В первые девять месяцев войны подобный дискурс мог успешно использоваться, однако поражения и усиливающийся крах экономики подорвали тот патриотический настрой, что сохранялся в июле 1914 года. Бастующие, игнорируя раздувающих щеки представителей власти, устроили шествие. Когда полиция попробовала их остановить, толпа начала закидывать ее камнями. Полицейский начальник в ответ приказал стрелять в толпу. Подчиненные начали стрелять, но в воздух – здесь снова сыграло свою роль влияние военного отступления. Кое-кто из толпы счел холостые выстрелы доказательством того, что у полиции, как и у солдат на фронте, не хватало патронов; они кричали своим товарищам: «Не бойтесь, у них нечем стрелять, патронов нет»[202]. Но, как показали следующие минуты, это было не так. Полиция убила нескольких бастующих следующим залпом, в том числе женщин и детей.
Теперь настала очередь лидеров рабочих увязать войну и костромской бунт. Костромские большевики выпустили Прокламацию костромских женщин-работниц к солдатам, где говорилось:
Солдаты! К вам обращаемся мы за помощью. Защитите нас. Наших отцов, сыновей и мужей забрали и отправили на войну, а нас, беззащитных, безоружных, расстреливают здоровые, сытые стражники. Некому нас защитить! Защитите вы нас! <…> Нам говорят: работайте спокойно, но мы голодны и не можем работать. Мы просили, и нас не слышали, мы стали требовать, и нас расстреливали. Говорят, нет хлеба. Где же он? Неужели только для немца родила земля русская?[203]

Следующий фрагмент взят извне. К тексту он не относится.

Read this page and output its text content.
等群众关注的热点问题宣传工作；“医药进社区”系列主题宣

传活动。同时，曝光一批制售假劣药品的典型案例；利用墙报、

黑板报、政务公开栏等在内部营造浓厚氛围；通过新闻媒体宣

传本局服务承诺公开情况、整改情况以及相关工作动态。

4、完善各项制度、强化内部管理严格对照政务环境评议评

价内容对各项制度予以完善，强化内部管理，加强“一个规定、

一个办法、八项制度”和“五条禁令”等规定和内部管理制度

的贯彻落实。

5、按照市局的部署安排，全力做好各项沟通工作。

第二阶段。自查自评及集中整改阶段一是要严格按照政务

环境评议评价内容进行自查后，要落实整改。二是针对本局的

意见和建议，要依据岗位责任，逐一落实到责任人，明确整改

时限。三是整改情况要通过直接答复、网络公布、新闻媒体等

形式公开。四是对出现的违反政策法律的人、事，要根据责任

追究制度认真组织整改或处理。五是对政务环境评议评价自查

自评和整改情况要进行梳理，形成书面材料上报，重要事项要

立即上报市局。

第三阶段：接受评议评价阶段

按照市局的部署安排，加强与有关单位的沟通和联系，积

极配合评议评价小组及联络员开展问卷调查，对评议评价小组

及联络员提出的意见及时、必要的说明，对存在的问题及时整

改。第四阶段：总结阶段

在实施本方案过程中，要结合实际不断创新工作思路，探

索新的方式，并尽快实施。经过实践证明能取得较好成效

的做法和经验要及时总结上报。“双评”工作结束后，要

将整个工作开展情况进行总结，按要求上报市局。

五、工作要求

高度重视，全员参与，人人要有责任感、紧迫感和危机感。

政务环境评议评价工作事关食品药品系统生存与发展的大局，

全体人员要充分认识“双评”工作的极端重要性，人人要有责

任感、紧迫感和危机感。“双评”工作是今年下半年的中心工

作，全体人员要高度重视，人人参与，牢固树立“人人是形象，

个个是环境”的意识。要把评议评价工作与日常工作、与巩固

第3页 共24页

На следующий день еще несколько костромских фабрик начали забастовку в знак протеста против арестов и расстрелов. Волнения скоро перекинулись на соседние районы. Фабричная администрация быстро согласилась на требования рабочих, но забастовка продлилась еще несколько дней, став ключевым моментом в возрождении стачечного движения в России. В считаные недели снова начались крупные волнения в регионе (на этот раз в Иваново-Вознесенске), вернувшись бумерангом в Москву [Флеер 1925: 90].

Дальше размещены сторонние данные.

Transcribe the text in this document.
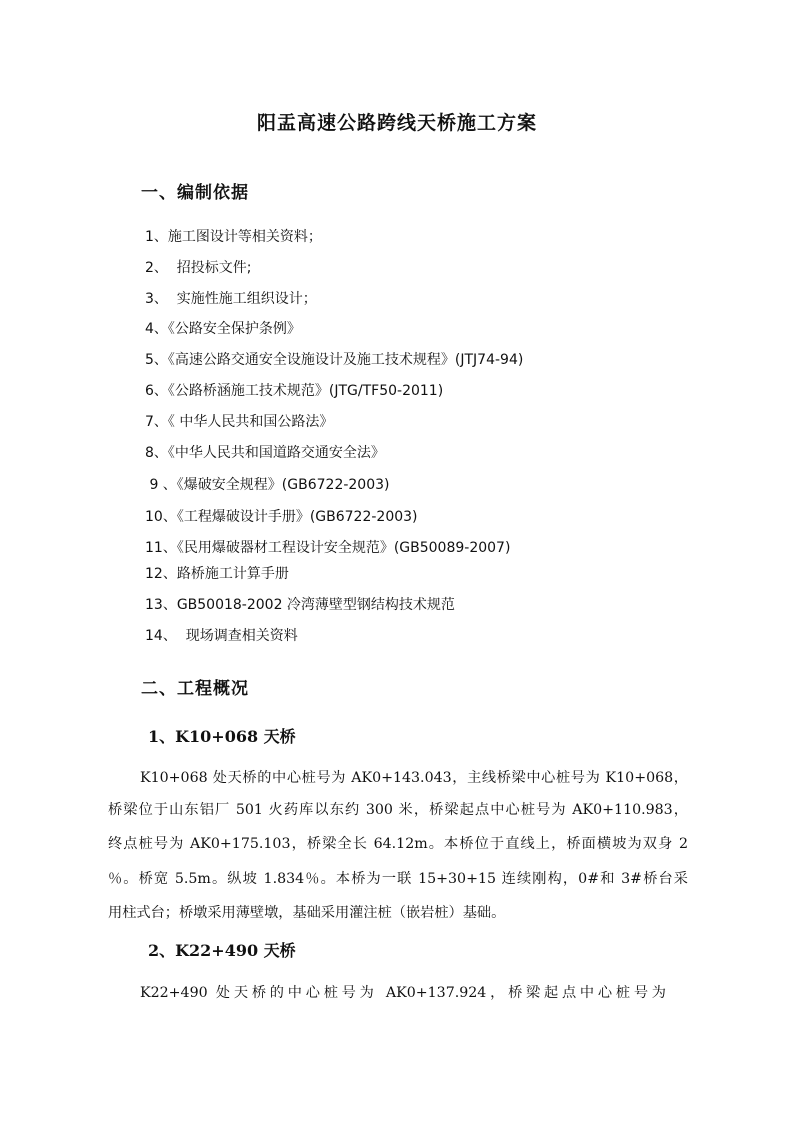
阳盂高速公路跨线天桥施工方案
一、编制依据
1、施工图设计等相关资料；
2、  招投标文件;
3、  实施性施工组织设计；
4、《公路安全保护条例》
5、《高速公路交通安全设施设计及施工技术规程》(JTJ74-94)
6、《公路桥涵施工技术规范》(JTG/TF50-2011)
7、《 中华人民共和国公路法》
8、《中华人民共和国道路交通安全法》
9 、《爆破安全规程》(GB6722-2003)
10、《工程爆破设计手册》(GB6722-2003)
11、《民用爆破器材工程设计安全规范》(GB50089-2007)
12、路桥施工计算手册
13、GB50018-2002 冷湾薄壁型钢结构技术规范
14、  现场调查相关资料
二、工程概况
1、K10+068 天桥
K10+068 处天桥的中心桩号为 AK0+143.043，主线桥梁中心桩号为 K10+068，
桥梁位于山东铝厂 501 火药库以东约 300 米，桥梁起点中心桩号为 AK0+110.983，
终点桩号为 AK0+175.103，桥梁全长 64.12m。本桥位于直线上，桥面横坡为双身 2
％。桥宽 5.5m。纵坡 1.834％。本桥为一联 15+30+15 连续刚构，0#和 3#桥台采
用柱式台；桥墩采用薄壁墩，基础采用灌注桩（嵌岩桩）基础。
2、K22+490 天桥
K22+490 处天桥的中心桩号为 AK0+137.924，桥梁起点中心桩号为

События в Москве и Костроме – лишь два примера (хотя и значимых) событий лета 1915 года, которые показали, что вся социальная динамика военного времени, вслед за движением русских армий и беженцев, развернулась на восток. Этнические конфликты, ускорение инфляции и открытое насилие поначалу наблюдались в зонах боевых действий. Затем они проникли, по крайней мере на уровне идеи, в сообщества Центральной России, но не находили явного выражения до кризиса, связанного с Великим отступлением. Надежда на победу растаяла, инфляция росла намного быстрее заработной платы, и недовольство расширилось до ощутимого предела. Необходимо было найти виновного. В первый год эта роль отводилась немцам и евреям, но время шло, и это объяснение казалось все менее убедительным все большему числу людей. Даже в прифронтовых местностях, где антигерманские и антисемитские настроения были в порядке вещей, например в Киеве, претенденты на роль виновного менялись. Образованное общество «было напугано нерешительностью и неустойчивостью правительственной власти», в то время как среди местного крестьянства наиболее распространены были слухи, что «все наши неудачи на войне происходили от измены высших начальников»[204]. Образованное общество Петрограда было напугано еще сильнее. Распространялись слухи о неизбежном дворцовом перевороте, удрученные граждане открыто говорили о разрушении военной и политической системы и вероятной победе Германии, и даже богатые и влиятельные люди, такие как состоятельный промышленник А. И. Путилов, признавались иностранным консулам, что «дни царской власти сочтены» [Гайда 2003:76].
Конец «священного союза»
Военные неудачи и социальные волнения, порожденные ими, преобразили политический ландшафт. Как отмечалось ранее, взаимные обвинения по поводу нехватки военного снаряжения вылились в успешную кампанию центристов, в результате которой военный министр Сухомлинов оказался козлом отпущения и 12 (25) июня был вынужден покинуть свой пост. Тот же животрепещущий вопрос нехватки снарядов заставил правительство учредить в мае новое Особое совещание по государственной обороне [Gatrell 2005: 90]. Хотя эта комиссия и являлась государственным органом, подчиненным Главному артиллерийскому управлению, в нее входили члены Думы и ряд крупных деловых людей Петрограда. Председатель Думы М. В. Родзянко был самым видным деятелем из тех, кто склонял Ставку к уступкам общественному мнению.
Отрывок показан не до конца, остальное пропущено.